Congress wants to expand the current program to cover all poor (and some middle class) children in the country. The president says that he is opposed to government-sponsored health care, and that he wants to help people have access to private health insurance instead. Ok, but how’s he going to go about that? I really don’t think it matters whether the 9 million uninsured American children get private or public health insurance, as long as they have access to health care when they need it. Proposals to offer tax breaks to help families pay for private insurance don’t do much for poor families, who pay very little in taxes as it is. If the government wants to pay the premiums for poor families to get private health insurance for their children, I think that would be acceptable to the Democrats in Congress. But just paying lip service to getting coverage – public or private – for the uninsured kids in this country is not enough.

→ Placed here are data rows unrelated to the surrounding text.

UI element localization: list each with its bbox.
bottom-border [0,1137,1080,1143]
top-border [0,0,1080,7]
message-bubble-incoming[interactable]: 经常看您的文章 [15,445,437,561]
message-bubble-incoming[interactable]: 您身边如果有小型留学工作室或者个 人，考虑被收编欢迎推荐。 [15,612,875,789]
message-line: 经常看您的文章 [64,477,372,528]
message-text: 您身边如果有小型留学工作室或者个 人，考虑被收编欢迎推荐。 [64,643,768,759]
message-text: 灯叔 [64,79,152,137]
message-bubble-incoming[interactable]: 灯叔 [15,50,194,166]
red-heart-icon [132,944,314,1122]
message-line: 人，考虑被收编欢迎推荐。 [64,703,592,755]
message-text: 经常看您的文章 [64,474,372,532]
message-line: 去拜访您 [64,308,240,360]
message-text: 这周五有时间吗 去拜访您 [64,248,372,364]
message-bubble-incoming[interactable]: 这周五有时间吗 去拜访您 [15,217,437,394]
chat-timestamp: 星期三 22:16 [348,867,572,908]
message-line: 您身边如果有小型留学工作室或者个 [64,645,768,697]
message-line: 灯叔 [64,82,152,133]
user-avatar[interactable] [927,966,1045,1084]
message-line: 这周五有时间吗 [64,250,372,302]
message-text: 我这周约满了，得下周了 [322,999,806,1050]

When I was a child, a family that lived near ours had no health insurance. One day, their little girl started crying and wouldn’t stop. She said her head hurt. Finally her parents took her to the ER. She was briefly examined, and the question of health insurance came up. When it was determined that the parents would have to pay cash or installment plan for any care received, the doctor prescribed two Tylenol and a cold washcloth, and sent the family home. The little girl died of meningitis the next morning. No tests had been run on her at all in the ER.
I wonder how many families without health insurance hesitate to take a very sick child to the hospital? Or how many children without health insurance never get preventive care at all? While the political debate rages on, and each side uses votes and vetos as campaign fodder, there are still 9 million children in this country without health insurance (15 percent of the under 18 population in Colorado are without health insurance). Any way you look at it, this is a tragedy. Sure, some of them have irresponsible parents who could afford health insurance for their kids if they made it a priority. Although I think most of them would love to have health insurance, and just can’t qualify for coverage or afford the premiums. But either way, the uninsured children are the ones who suffer. And of everyone involved in this debacle, they are really the only blameless ones.